'Practice' monkeys with a hackneyed premise

By Robert Bianco, USA TODAY

3166170
Crystal the monkey is clearly the star of 'Animal Practice.' Justin Kirk, who plays Dr. Coleman, is a good actor left with poor material. (Credit: Chris Haston, NBC)

Pat NBC on the back for realizing it has to broaden the appeal of its sitcom lineup with Animal Practice (* ½ out of four stars, NBC, Sunday, 10:30 ET/PT). Then smack the network hard for confusing "broad" with "dumb."

How was it possible for NBC to survey a broadcast landscape where the two most popular comedies are ABC's Modern Family, one of the smartest family comedies ever to air, and CBS' The Big Bang Theory, a clever comedy about incredibly smart people — and conclude that the path to ratings gold begins with a show starring a monkey? At least the monkey doesn't talk, unlike the last time NBC went down this simian road with the chatty orangutan, Mr. Smith. But even at NBC these days, improving upon Mr. Smith is too low a bar to set.

NBC will no doubt insist that the monkey — Crystal, whose credits include Night at the Museum, The Hangover Part II and Community— isn't the star. But there's a reason most actors are wary of working with animals: They're scene-stealers, and they have no regard for billing.

The shame is that Practice has a fine human cast, led by Justin Kirk, an Emmy nominee for Angels in America who is also often the best reason left to watch Weeds. But Kirk and his cohorts quickly get taken down by the barrage of stupidity the show sends their way. If the broadcast networks want to send good actors running, screaming, to cable, there's no better way than wasting them in embarrassments like this.

Kirk is Dr. George Coleman, head vet at Crane Animal Hospital who, we're told, is better with animals than humans. Except, of course, when the show wants to joke about how he uses pets to pick up their female owners; then he becomes very good with humans, too.

Like many workplace comedies, Crane is filled with the kind of employees who would quickly put most places out of business. There's Dr. Yamamoto (Bobby Lee), who spends most of his time talking about his emasculating wife, Nurse Angela (Betsy Sodaro), who spends too much time making inappropriate sexual references, and Dr. Jackson (Tyler Labine), who, in between complaining to George about his love life, is the only one who seems to do any work.

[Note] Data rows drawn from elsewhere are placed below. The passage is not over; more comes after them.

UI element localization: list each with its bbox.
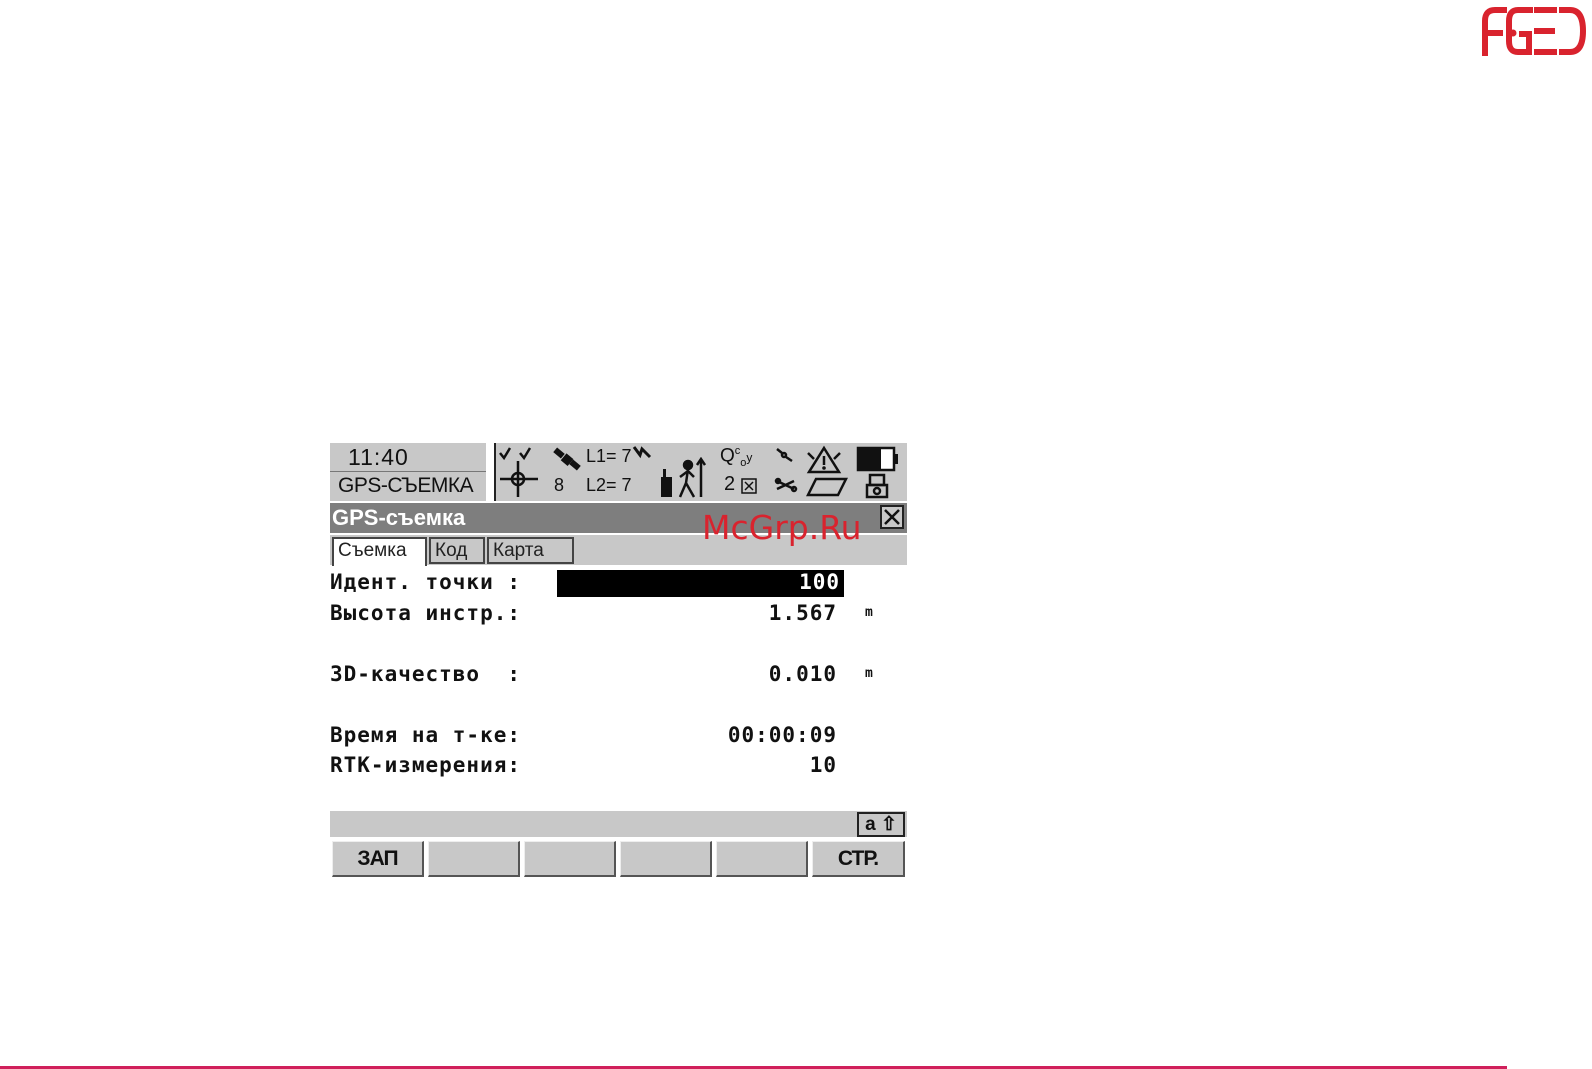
fkey-f2[interactable] <box>428 841 520 877</box>
clock: 11:40 <box>348 444 409 470</box>
close-icon <box>884 509 900 525</box>
memory-icon <box>865 473 889 499</box>
point-id-label: Идент. точки : <box>330 570 522 594</box>
link-icon <box>774 448 798 493</box>
fkey-f1-save[interactable]: ЗАП <box>332 841 424 877</box>
quality-3d-label: 3D-качество : <box>330 662 522 686</box>
input-mode-indicator: a ⇧ <box>857 812 905 837</box>
rtk-row: RTK-измерения: 10 <box>330 753 907 781</box>
tab-code[interactable]: Код <box>429 537 485 564</box>
sat-count: 8 <box>554 475 565 495</box>
satellite-icon <box>553 447 581 471</box>
quality-3d-unit: m <box>865 666 873 681</box>
instr-height-unit: m <box>865 605 873 620</box>
walking-man-icon <box>678 457 706 498</box>
fkey-f4[interactable] <box>620 841 712 877</box>
quality-box-icon <box>741 478 757 494</box>
fkey-f5[interactable] <box>716 841 808 877</box>
quality-value: 2 <box>724 473 736 495</box>
tab-survey[interactable]: Съемка <box>332 537 427 566</box>
rtk-label: RTK-измерения: <box>330 753 522 777</box>
time-on-point-label: Время на т-ке: <box>330 723 522 747</box>
battery-icon <box>856 446 898 472</box>
card-icon <box>806 477 848 497</box>
window-title: GPS-съемка <box>332 505 466 530</box>
app-name: GPS-СЪЕМКА <box>338 474 474 497</box>
fkey-f3[interactable] <box>524 841 616 877</box>
point-id-input[interactable]: 100 <box>557 570 844 597</box>
status-divider <box>330 471 486 472</box>
quality-3d-value: 0.010 <box>768 662 837 686</box>
aged-logo <box>1482 6 1587 56</box>
instr-height-label: Высота инстр.: <box>330 601 522 625</box>
fkey-f6-page[interactable]: СТР. <box>812 841 905 877</box>
tab-map[interactable]: Карта <box>487 537 574 564</box>
warning-icon <box>806 445 842 474</box>
message-bar: a ⇧ <box>330 811 907 837</box>
rtk-value: 10 <box>809 753 837 777</box>
time-on-point-row: Время на т-ке: 00:00:09 <box>330 723 907 751</box>
l2-count: L2= 7 <box>586 475 632 495</box>
watermark: McGrp.Ru <box>702 508 862 547</box>
quality-icon: Qcoy <box>720 445 753 470</box>
antenna-icon <box>661 469 672 497</box>
instr-height-value[interactable]: 1.567 <box>769 601 837 625</box>
status-icons-bar: 8 L1= 7 L2= 7 Qcoy 2 <box>494 443 907 501</box>
point-id-row: Идент. точки : 100 <box>330 570 907 598</box>
l1-count: L1= 7 <box>586 446 632 466</box>
time-on-point-value: 00:00:09 <box>727 723 837 747</box>
close-button[interactable] <box>880 505 904 529</box>
instr-height-row: Высота инстр.: 1.567 m <box>330 601 907 629</box>
crosshair-icon <box>499 447 538 497</box>
signal-icon <box>632 446 652 459</box>
quality-3d-row: 3D-качество : 0.010 m <box>330 662 907 690</box>
status-panel: 11:40 GPS-СЪЕМКА <box>330 443 486 501</box>
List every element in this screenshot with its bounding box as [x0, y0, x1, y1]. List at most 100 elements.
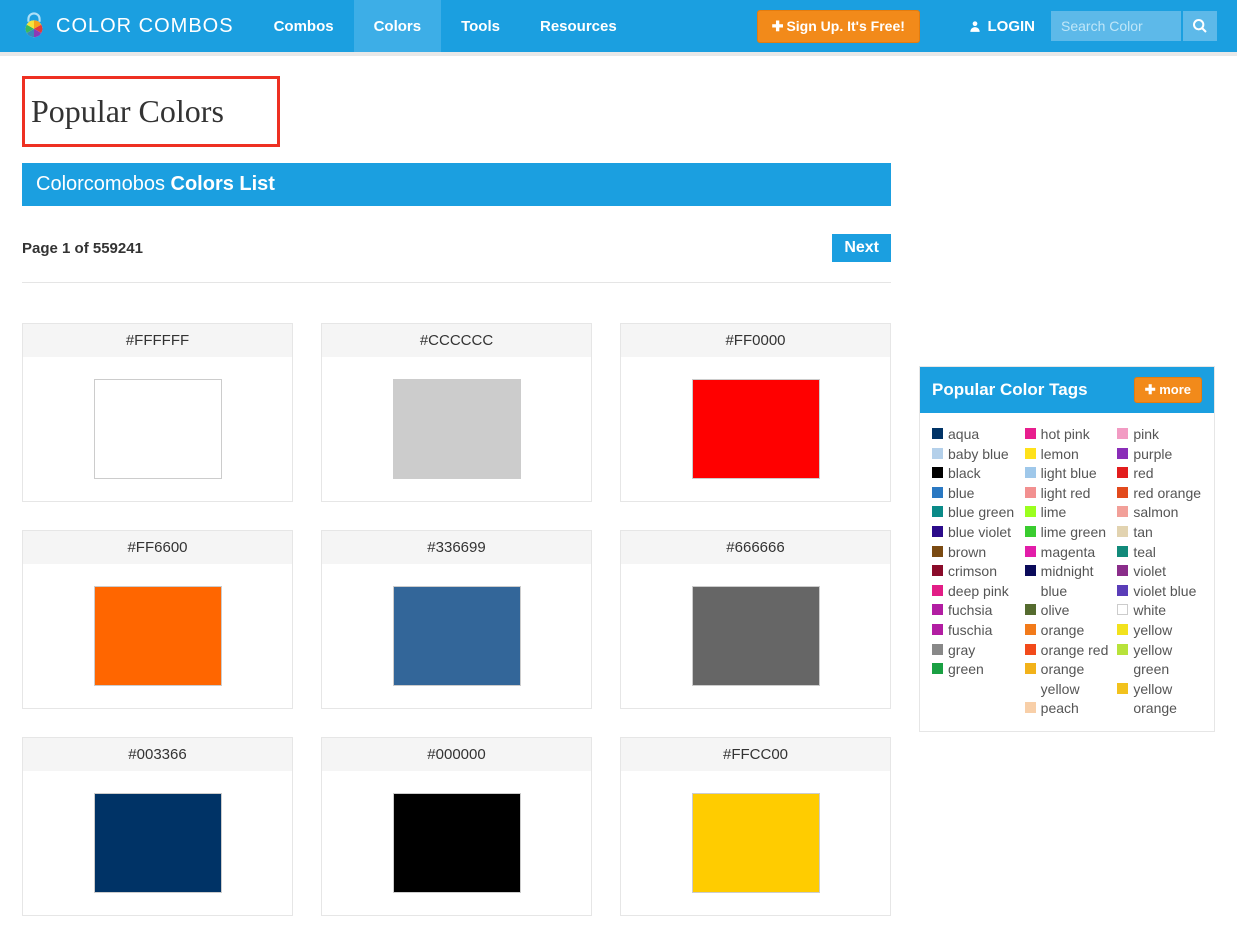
tags-columns: aquababy blueblackblueblue greenblue vio…	[920, 413, 1214, 731]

Then there's new hospital chief Dorothy Crane (JoAnna Garcia), who is sweet, gullible and George's ex-girlfriend. They flirt and spar until George threatens to quit. Unfortunately for Kirk, he doesn't.

One really doesn't know what to wish for the actors: success, which could make them financially secure, or failure, which would free them to find better jobs. The monkey, at least, will be fine either way. Which is the one good thing about building a show around a monkey.